On 2014-01-01 21:09, Richard W.M. Jones wrote:
On Wed, Jan 01, 2014 at 12:21:30PM -0800, Sean Omalley wrote:
They are a problem. It is a performance issue at the very least on =ALL= platforms. There is a cost even on Intel's platform for alignment errors, they just fix them up in hardware so it isn't as big of a performance hit. It might be 5 cycles instead of 20.
On Intel Sandybridge and up there is no penalty:
http://www.agner.org/optimize/blog/read.php?i=142&v=t
On earlier Intel processors it's not significant:
http://lemire.me/blog/archives/2012/05/31/data-alignment-for-speed-myth-or-r...
Anyway, you are optimizing far too early.
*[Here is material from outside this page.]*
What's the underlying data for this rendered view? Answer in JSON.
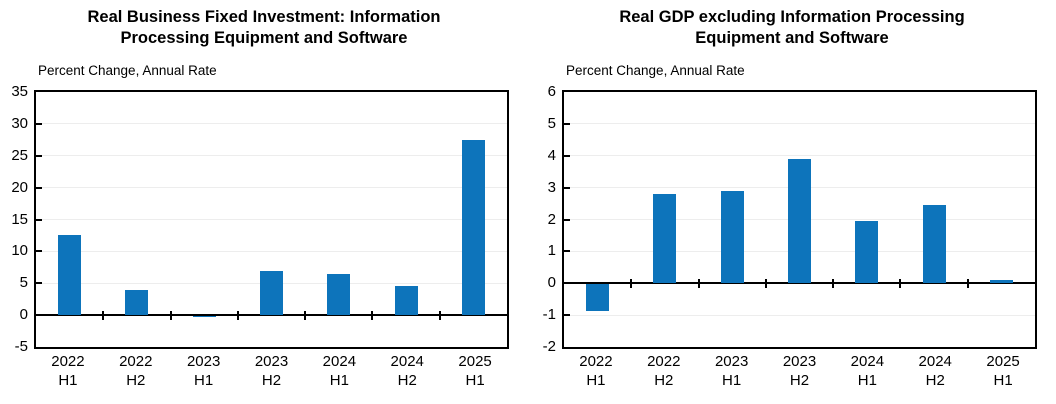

If there's a performance problem, run 'perf', find out that it's caused by X where X might be the big misalignment penalty on ARM or many other things, then fix that.
I have just run the test on my Samsung Chromebook (A15) and the results are concerning:
processing word of size 8 offset = 0 ignore this: average time for offset 0 is 77.95 offset = 1 ignore this: average time for offset 1 is 3465.2 offset = 2 ignore this: average time for offset 2 is 3454.25 offset = 3 ignore this: average time for offset 3 is 3451.2
That is 44x slower.
More concerningly, the counters in /proc/cpu/alignment are counting the misalignments (set to 2 - single fixup), which I thought wasn't supposed to happen on ARMv7 since the fixup is transparently happening in hardware without visibility further up.
Note: /proc/cpu/alignment is not settable to 0 (ignore) - forcing it to 0 still results in setting of 2 (fixup), and setting it to 1 (warn) results in setting of 3 (fixup+warn).
This could be a feaure of the 3.4.0 ChromeOS kernel, but if it isn't, that would imply that although the alignent does happen in hardware (and is not disablable), there is still a massive performance hit.
Is this a Samsung Exynos 5250 related bug? Or is this the expected behaviour?
I'll try to dig out a Tegra2 machine and see how that compares, but thus far it is not looking good at all.
There's no need to go on a huge crusade to fix every last mis- alignment, because that will involve vast hours of programmer effort for no measurable gain.
I am currently doing a mass rebuild and will compile a list of all packages I find that are exhibiting unaligned accesses. So far they include some important ones, such as nss.
Gordan